June 14, 2017 2 Comments

zebra

lions lounging

elephant reflection

Saddlebill stork

I got back from my 2 week trip to Southern Africa less than a week ago!  With my mother, and through the company Natural Habitat Adventures, we visited Zambia (Livingston), Botswana (Okavango Delta region in the north), and South Africa (though that was mostly the Jo'burg airport!).  I learned an impressive amount of information about the ecosystems, animals, politics, and culture of the areas we visited.  Our guide was amazing, and the whole experience was wonderful. 
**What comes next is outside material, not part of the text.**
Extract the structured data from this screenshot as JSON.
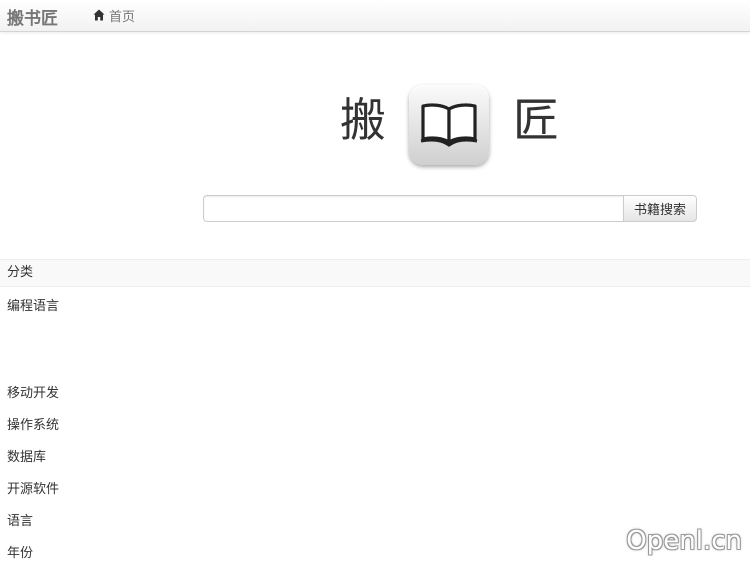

baskets made from recycled bags

making baskets

baskets

Textile- and craft-wise, I learned about traditional Botswana basket weaving and dying of fibers, and even got to try weaving part of a basket myself.  The women (and some men) who work at the lodges weave baskets made from grasses and held together by palm fronds.  They dye the fronds with roots, bark, leaves, and fruits of plants that grow in the Delta, and which they gather.  They gather dyes, dye the fronds, and weave the baskets during their off-shifts at the lodges.  Some of the traditional weaving patterns were "tears of the giraffe", "water lily", "flowing water", and "urine trail of the bull"(!).  I also saw so many beautiful wax printed cloths and skirts and dresses when we were in Zambia (not so many once we were in the "bush"/on safari), and I purchased many meters to play with at home. Women wear the cloth tied around their waist for a skirt, or around their backs with a child in it, or on their heads as a type of turban (especially helpful when also carrying baskets or pots on their head).  The cloth was also used in more tailored shirts, jackets, and dresses, and I was inspired to see the colors, patterns, and uses of the fabric. 

fabric

It was a life-changing trip and I am still thinking of it often.